I know it can seem so bad that death looks to be the solution; I dare say most all gay men of my generation in Utah know there are times during the coming out process when it can seem that bad. I just wish anyone entertaining such thoughts, gay or not, could feel what it feels like to have them decades behind you. Thank goodness some measure of hope, or even fear, or stubbornness, or whatever does the trick, and pulls most all people through those times and onto many happy lives. Friends though seem to be the main means by which those without hope or fear can make it through.

For that reason, that "male friend" pleading up at the Provo temple two nights ago deserves to be honored. Whoever he is, he is a hero of mine.

Wednesday, August 20, 2008

Irreversible

After we got home I caught up on recent events. One editorial of note from Sunday's paper was an editorial about gay suicide by Carol Lynn Pearson, a vocal and prolific LDS and gay LDS advocate. You can read the editorial here.

I'll not go into the details of it all. Others have and many (ironically most of them on the anti-gay relationships side) are doing enough online to prove her tragic point. Heck, as if to highlight the willful blindness to the harm, in the same paper that day this editorial, "Don't Bother Us," appeared asking gay groups to "just leave us [the LDS church] alone."

I wish they could ethically do so,
Douglas. I really and deeply wish you would adopt a live and let live approach and that we then could in turn. But you show no signs of slowing down, right? If anything, with the Proposition 8 fight, you and the LDS church leaders are stepping further into the most intimate and important relationship in my life and my children's lives. I can't just stop bothering you.
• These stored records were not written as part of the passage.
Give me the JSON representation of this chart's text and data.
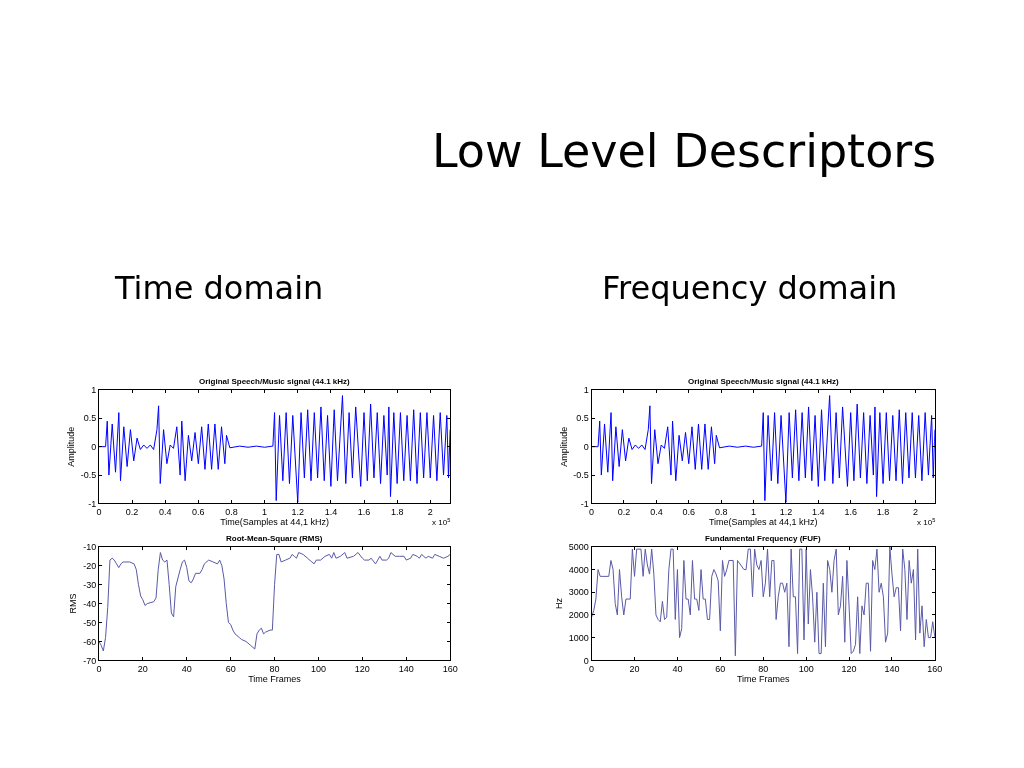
{
  "chart_data": [
    {
      "type": "line",
      "title": "Original Speech/Music signal (44.1 kHz)",
      "xlabel": "Time(Samples at 44,1 kHz)",
      "ylabel": "Amplitude",
      "color": "#0000ff",
      "annotations": [
        "x 10$^{5}$",
        "Low Level Descriptors",
        "Time domain"
      ],
      "x": [
        0,
        0.04,
        0.05,
        0.06,
        0.08,
        0.1,
        0.12,
        0.13,
        0.15,
        0.17,
        0.19,
        0.21,
        0.23,
        0.25,
        0.27,
        0.29,
        0.31,
        0.33,
        0.35,
        0.36,
        0.37,
        0.39,
        0.41,
        0.43,
        0.45,
        0.47,
        0.49,
        0.5,
        0.52,
        0.54,
        0.56,
        0.58,
        0.6,
        0.62,
        0.64,
        0.66,
        0.68,
        0.7,
        0.72,
        0.74,
        0.76,
        0.77,
        0.79,
        0.85,
        0.9,
        0.95,
        1.0,
        1.05,
        1.06,
        1.07,
        1.09,
        1.11,
        1.13,
        1.15,
        1.17,
        1.2,
        1.22,
        1.24,
        1.26,
        1.28,
        1.3,
        1.32,
        1.34,
        1.36,
        1.38,
        1.4,
        1.42,
        1.44,
        1.47,
        1.49,
        1.51,
        1.53,
        1.55,
        1.58,
        1.6,
        1.62,
        1.64,
        1.66,
        1.68,
        1.7,
        1.72,
        1.74,
        1.75,
        1.76,
        1.78,
        1.8,
        1.82,
        1.84,
        1.86,
        1.88,
        1.9,
        1.92,
        1.94,
        1.96,
        1.98,
        2.0,
        2.02,
        2.04,
        2.06,
        2.08,
        2.1,
        2.11,
        2.12
      ],
      "values": [
        0,
        0,
        0.45,
        -0.5,
        0.4,
        -0.45,
        0.6,
        -0.6,
        0.35,
        -0.35,
        0.3,
        -0.25,
        0.15,
        -0.05,
        0.03,
        -0.03,
        0.03,
        -0.05,
        0.3,
        0.72,
        -0.65,
        0.3,
        -0.3,
        0.03,
        -0.03,
        0.35,
        -0.5,
        0.45,
        -0.6,
        0.2,
        -0.25,
        0.25,
        -0.3,
        0.35,
        -0.4,
        0.4,
        -0.4,
        0.4,
        -0.4,
        0.35,
        -0.3,
        0.2,
        -0.02,
        0.01,
        -0.01,
        0.01,
        -0.01,
        0.01,
        0.6,
        -0.95,
        0.55,
        -0.6,
        0.6,
        -0.65,
        0.55,
        -0.98,
        0.6,
        -0.55,
        0.65,
        -0.6,
        0.6,
        -0.55,
        0.7,
        -0.6,
        0.55,
        -0.7,
        0.65,
        -0.6,
        0.9,
        -0.65,
        0.6,
        -0.55,
        0.7,
        -0.7,
        0.6,
        -0.6,
        0.75,
        -0.55,
        0.6,
        -0.65,
        0.55,
        -0.5,
        0.7,
        -0.88,
        0.6,
        -0.65,
        0.6,
        -0.6,
        0.55,
        -0.6,
        0.65,
        -0.65,
        0.6,
        -0.55,
        0.6,
        -0.55,
        0.55,
        -0.6,
        0.6,
        -0.5,
        0.55,
        -0.55,
        0.3
      ],
      "xlim": [
        0,
        2.12
      ],
      "xticks": [
        0,
        0.2,
        0.4,
        0.6,
        0.8,
        1,
        1.2,
        1.4,
        1.6,
        1.8,
        2
      ],
      "ylim": [
        -1,
        1
      ],
      "yticks": [
        -1,
        -0.5,
        0,
        0.5,
        1
      ]
    },
    {
      "type": "line",
      "title": "Root-Mean-Square (RMS)",
      "xlabel": "Time Frames",
      "ylabel": "RMS",
      "color": "#5a5aa8",
      "x": [
        0,
        1,
        2,
        3,
        4,
        5,
        6,
        7,
        8,
        9,
        10,
        11,
        12,
        14,
        16,
        17,
        18,
        19,
        20,
        21,
        22,
        25,
        26,
        27,
        28,
        29,
        30,
        31,
        32,
        33,
        34,
        35,
        37,
        38,
        39,
        40,
        41,
        42,
        43,
        44,
        46,
        47,
        48,
        50,
        52,
        54,
        55,
        56,
        57,
        58,
        59,
        60,
        61,
        62,
        64,
        65,
        67,
        69,
        71,
        72,
        73,
        74,
        75,
        76,
        78,
        79,
        80,
        81,
        82,
        83,
        85,
        87,
        88,
        89,
        90,
        91,
        93,
        95,
        97,
        98,
        99,
        101,
        103,
        105,
        106,
        107,
        108,
        110,
        112,
        113,
        116,
        118,
        120,
        121,
        123,
        124,
        126,
        127,
        128,
        129,
        131,
        132,
        133,
        135,
        137,
        139,
        140,
        142,
        143,
        145,
        146,
        147,
        149,
        150,
        152,
        153,
        155,
        157,
        159,
        160
      ],
      "values": [
        -60,
        -62,
        -65,
        -58,
        -42,
        -17,
        -16,
        -17,
        -19,
        -21,
        -19,
        -18,
        -18,
        -18,
        -19,
        -22,
        -30,
        -36,
        -38,
        -41,
        -40,
        -39,
        -37,
        -22,
        -13,
        -17,
        -18,
        -17,
        -30,
        -45,
        -47,
        -31,
        -22,
        -18,
        -17,
        -21,
        -28,
        -29,
        -27,
        -24,
        -24,
        -22,
        -19,
        -17,
        -18,
        -19,
        -17,
        -20,
        -27,
        -40,
        -50,
        -51,
        -54,
        -56,
        -58,
        -59,
        -60,
        -62,
        -64,
        -56,
        -54,
        -53,
        -56,
        -55,
        -54,
        -54,
        -30,
        -14,
        -14,
        -18,
        -17,
        -16,
        -14,
        -15,
        -16,
        -13,
        -14,
        -16,
        -18,
        -19,
        -17,
        -17,
        -15,
        -14,
        -16,
        -13,
        -16,
        -15,
        -13,
        -16,
        -15,
        -13,
        -16,
        -17,
        -17,
        -16,
        -19,
        -17,
        -15,
        -17,
        -17,
        -16,
        -13,
        -15,
        -15,
        -15,
        -17,
        -16,
        -14,
        -15,
        -16,
        -14,
        -16,
        -15,
        -16,
        -14,
        -15,
        -16,
        -15,
        -14
      ],
      "xlim": [
        0,
        160
      ],
      "xticks": [
        0,
        20,
        40,
        60,
        80,
        100,
        120,
        140,
        160
      ],
      "ylim": [
        -70,
        -10
      ],
      "yticks": [
        -70,
        -60,
        -50,
        -40,
        -30,
        -20,
        -10
      ]
    },
    {
      "type": "line",
      "title": "Original Speech/Music signal (44.1 kHz)",
      "xlabel": "Time(Samples at 44,1 kHz)",
      "ylabel": "Amplitude",
      "color": "#0000ff",
      "annotations": [
        "x 10$^{5}$",
        "Frequency domain"
      ],
      "x": [
        0,
        0.04,
        0.05,
        0.06,
        0.08,
        0.1,
        0.12,
        0.13,
        0.15,
        0.17,
        0.19,
        0.21,
        0.23,
        0.25,
        0.27,
        0.29,
        0.31,
        0.33,
        0.35,
        0.36,
        0.37,
        0.39,
        0.41,
        0.43,
        0.45,
        0.47,
        0.49,
        0.5,
        0.52,
        0.54,
        0.56,
        0.58,
        0.6,
        0.62,
        0.64,
        0.66,
        0.68,
        0.7,
        0.72,
        0.74,
        0.76,
        0.77,
        0.79,
        0.85,
        0.9,
        0.95,
        1.0,
        1.05,
        1.06,
        1.07,
        1.09,
        1.11,
        1.13,
        1.15,
        1.17,
        1.2,
        1.22,
        1.24,
        1.26,
        1.28,
        1.3,
        1.32,
        1.34,
        1.36,
        1.38,
        1.4,
        1.42,
        1.44,
        1.47,
        1.49,
        1.51,
        1.53,
        1.55,
        1.58,
        1.6,
        1.62,
        1.64,
        1.66,
        1.68,
        1.7,
        1.72,
        1.74,
        1.75,
        1.76,
        1.78,
        1.8,
        1.82,
        1.84,
        1.86,
        1.88,
        1.9,
        1.92,
        1.94,
        1.96,
        1.98,
        2.0,
        2.02,
        2.04,
        2.06,
        2.08,
        2.1,
        2.11,
        2.12
      ],
      "values": [
        0,
        0,
        0.45,
        -0.5,
        0.4,
        -0.45,
        0.6,
        -0.6,
        0.35,
        -0.35,
        0.3,
        -0.25,
        0.15,
        -0.05,
        0.03,
        -0.03,
        0.03,
        -0.05,
        0.3,
        0.72,
        -0.65,
        0.3,
        -0.3,
        0.03,
        -0.03,
        0.35,
        -0.5,
        0.45,
        -0.6,
        0.2,
        -0.25,
        0.25,
        -0.3,
        0.35,
        -0.4,
        0.4,
        -0.4,
        0.4,
        -0.4,
        0.35,
        -0.3,
        0.2,
        -0.02,
        0.01,
        -0.01,
        0.01,
        -0.01,
        0.01,
        0.6,
        -0.95,
        0.55,
        -0.6,
        0.6,
        -0.65,
        0.55,
        -0.98,
        0.6,
        -0.55,
        0.65,
        -0.6,
        0.6,
        -0.55,
        0.7,
        -0.6,
        0.55,
        -0.7,
        0.65,
        -0.6,
        0.9,
        -0.65,
        0.6,
        -0.55,
        0.7,
        -0.7,
        0.6,
        -0.6,
        0.75,
        -0.55,
        0.6,
        -0.65,
        0.55,
        -0.5,
        0.7,
        -0.88,
        0.6,
        -0.65,
        0.6,
        -0.6,
        0.55,
        -0.6,
        0.65,
        -0.65,
        0.6,
        -0.55,
        0.6,
        -0.55,
        0.55,
        -0.6,
        0.6,
        -0.5,
        0.55,
        -0.55,
        0.3
      ],
      "xlim": [
        0,
        2.12
      ],
      "xticks": [
        0,
        0.2,
        0.4,
        0.6,
        0.8,
        1,
        1.2,
        1.4,
        1.6,
        1.8,
        2
      ],
      "ylim": [
        -1,
        1
      ],
      "yticks": [
        -1,
        -0.5,
        0,
        0.5,
        1
      ]
    },
    {
      "type": "line",
      "title": "Fundamental Frequency (FUF)",
      "xlabel": "Time Frames",
      "ylabel": "Hz",
      "color": "#5a5aa8",
      "x": [
        0,
        1,
        2,
        3,
        4,
        8,
        9,
        10,
        11,
        12,
        13,
        14,
        15,
        16,
        18,
        19,
        20,
        21,
        23,
        24,
        25,
        26,
        27,
        28,
        29,
        30,
        31,
        32,
        33,
        34,
        35,
        36,
        37,
        38,
        39,
        40,
        41,
        42,
        43,
        44,
        45,
        46,
        47,
        48,
        49,
        50,
        51,
        52,
        53,
        54,
        55,
        56,
        57,
        58,
        59,
        60,
        61,
        62,
        63,
        64,
        66,
        67,
        68,
        71,
        72,
        73,
        74,
        75,
        76,
        77,
        78,
        79,
        80,
        81,
        82,
        83,
        84,
        85,
        86,
        87,
        88,
        89,
        90,
        91,
        92,
        93,
        94,
        95,
        96,
        97,
        98,
        99,
        100,
        101,
        102,
        103,
        104,
        105,
        106,
        107,
        108,
        109,
        110,
        111,
        112,
        113,
        114,
        115,
        116,
        117,
        118,
        119,
        120,
        121,
        122,
        123,
        124,
        125,
        126,
        127,
        128,
        129,
        130,
        131,
        132,
        133,
        134,
        135,
        136,
        137,
        138,
        139,
        140,
        141,
        142,
        143,
        144,
        145,
        146,
        147,
        148,
        149,
        150,
        151,
        152,
        153,
        154,
        155,
        156,
        157,
        158,
        159,
        160
      ],
      "values": [
        1900,
        2200,
        2700,
        4000,
        3700,
        3700,
        4400,
        4000,
        2500,
        2000,
        4000,
        2800,
        2000,
        2700,
        2700,
        4900,
        3700,
        4900,
        4900,
        3700,
        4900,
        4200,
        3800,
        4900,
        3800,
        2000,
        1800,
        1700,
        2600,
        1800,
        1900,
        4000,
        4900,
        4900,
        1800,
        4000,
        1000,
        1400,
        4400,
        2700,
        2700,
        2000,
        4400,
        2700,
        2700,
        2200,
        4000,
        2700,
        2700,
        1800,
        1800,
        3700,
        4000,
        3800,
        3500,
        1300,
        4400,
        3700,
        4000,
        4400,
        4400,
        200,
        4400,
        4000,
        4000,
        4900,
        4900,
        2800,
        4900,
        4200,
        4000,
        4400,
        2800,
        3400,
        4900,
        2800,
        4400,
        4400,
        1800,
        2800,
        3400,
        3400,
        3000,
        3400,
        600,
        4900,
        2800,
        2800,
        300,
        4900,
        4900,
        900,
        4900,
        1600,
        4000,
        2800,
        800,
        3000,
        300,
        300,
        3400,
        600,
        4400,
        4000,
        3000,
        4400,
        4900,
        2000,
        2400,
        3700,
        800,
        4400,
        2400,
        300,
        400,
        700,
        2800,
        300,
        2400,
        2000,
        3400,
        3400,
        400,
        4400,
        4000,
        4900,
        3000,
        3400,
        2800,
        800,
        1200,
        5000,
        3800,
        2800,
        3200,
        3200,
        1300,
        4900,
        4000,
        1800,
        4400,
        3400,
        4000,
        900,
        4900,
        1200,
        2400,
        600,
        1800,
        1000,
        1000,
        1700,
        1000
      ],
      "xlim": [
        0,
        160
      ],
      "xticks": [
        0,
        20,
        40,
        60,
        80,
        100,
        120,
        140,
        160
      ],
      "ylim": [
        0,
        5000
      ],
      "yticks": [
        0,
        1000,
        2000,
        3000,
        4000,
        5000
      ]
    }
  ]
}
In fact, considering what most gay men and women around here go through, I'm not even slightly sorry you feel put out.

Anyway, I got distracted. What's newly eating at me with this editorial, is the fact that
Carol refers to a gay suicide in my sphere of influence, a gay man who killed himself while working where I was working.

I haven't hid my orientation at work for over a decade. If a person's orientation would come up in a conversation with a heterosexual, it will come up with me. Everyone close enough to me in my work environment to see my desk would see pictures of my family. But that's it. I didn't wear a rainbow rhinestone lab coat, or anything. I can count a substantial conversation about being gay at my work maybe once per year, when someone felt comfortable enough with me to ask me.

The thing is, the thing that I've been trying to put out of mind for the past couple days is that I probably knew this young man, not well enough to know his name, but certainly his face as we'd pass in the halls or occasionally sat in on the same seminars. But work was work, no place for being vocally out. I wasn't about to create a gay support group for my traditionally conservative area of the campus, put up fliers, or make a point of coming out to strangers in a strained, unnatural way. Maybe I should have, though.

It's just such a train wreak for some gay men. This article took me back to the first gay suicide I personally encountered, and, while I consciously know I don't hold even a fraction of the same blame in this case, I still feel that guilt through the associations and reflex of memory.
I know it would be some sort of sad savior complex to feel I could have saved this young man too, if only I'd been more out, if only I asked more about the lives of those around me... But I keep going back to the fact that, from outward appearances, I could have seemed to young gay men working around me like yet another damning, anti-gay bigot (and there were those in our area). I could have appeared like yet another person in their world who'd look down on their "vile afflictions," when I am really one of their brothers. That tiny sliver of a possibility is far too much of a possibility.

Anyway, if anyone wants to know why gay issues become a life's work for some people, such irreversible events and what if's are reason enough. Thank you
Carol Lynn Pearson, for trying to get in the way, for being a bother.